- 634 Okunma
- 7 Yorum
- 7 Beğeni
Sanata Dokunmak
Okuduğunuz yazı Günün Yazısı olarak seçilmiştir.
‘’Yumurtasından yeni çıkmış bir civciv, kendi gıdasını bulup yerken. Bir bebek yıllar boyu bakıma muhtaç kalır. Birincisi bakışlarını asla yerden ayırmazken, ikincisi içerisinde, galaksiler, yıldızlar barındırır’’ [Sadi Şirazi] Evreni içinde yaşatan ve evrenin içinde yaşayan insanın hayatı hep bir arayıştan ibarettir aslında. Bir şeylerin yarım kalmışlığı hissiyle hep bir bütünü tamamlama arayışı. Bu arayışın temelinde yatan etmen ise bir türlü kabullenemediği ölümlü oluşu halidir.

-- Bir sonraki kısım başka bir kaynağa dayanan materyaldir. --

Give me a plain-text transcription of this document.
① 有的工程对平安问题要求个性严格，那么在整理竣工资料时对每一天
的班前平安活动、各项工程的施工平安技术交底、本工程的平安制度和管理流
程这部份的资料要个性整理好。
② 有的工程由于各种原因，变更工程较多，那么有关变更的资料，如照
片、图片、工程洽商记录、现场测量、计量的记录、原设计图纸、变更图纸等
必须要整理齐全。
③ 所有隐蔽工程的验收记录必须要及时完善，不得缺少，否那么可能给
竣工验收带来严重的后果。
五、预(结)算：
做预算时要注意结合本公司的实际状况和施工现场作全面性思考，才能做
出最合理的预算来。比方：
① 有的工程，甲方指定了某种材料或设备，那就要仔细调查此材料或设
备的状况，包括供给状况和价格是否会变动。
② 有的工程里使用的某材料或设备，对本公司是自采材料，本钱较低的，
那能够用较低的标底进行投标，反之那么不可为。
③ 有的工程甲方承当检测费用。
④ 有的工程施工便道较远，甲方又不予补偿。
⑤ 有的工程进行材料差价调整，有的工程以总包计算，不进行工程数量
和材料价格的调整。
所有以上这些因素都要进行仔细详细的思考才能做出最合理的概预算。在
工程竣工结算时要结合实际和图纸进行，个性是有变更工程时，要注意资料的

Onun içindir ki; içinde bir yerlerde, olmadığı zamanlarda da var olabilme isteği yatar. Geçip gittiği hayat denen bu yolda bir iz bırakabilme çabası. Ama her şeye rağmen tüm bunları bir kenara bırakmak zorunda kalır, hayat yolunda, kendisi için belirlenen hedefe koşma telaşında. İçinde yıldızlar, galaksiler barındıran o insan, kendinden uzaklaşır ve kendini keşfetmek yerine icat edilmişliği tercih eder. Ama bunu bu şekliyle kabul etse de sorun burada bitmez. Sekteye uğramasın, rutininde akıp gitsin istediği hayatında, bir sorunla karşılaştığında hazırlıksızdır, koca bir okyanusta dev dalgalarla boğuşurken bulur kendini adeta. Konfor alanını terk etmek istemezken, bir kaosun içerisine düşer. Oysa konfor onu çürütürken, kaos yeşermesini sağlayacaktır. Ama ne olursa olsun, konfor alanı dışına çıkmayı istemez, korkar. Ve bu değişime uyum sağlayamamak, travmalara yol açar. Travma ne kadar yara olarak karşılık bulsa da günlük kullanımımızda, tanımlayamadığımız durumlara verdiğimiz isimdir aslında. Tanımlayamaz.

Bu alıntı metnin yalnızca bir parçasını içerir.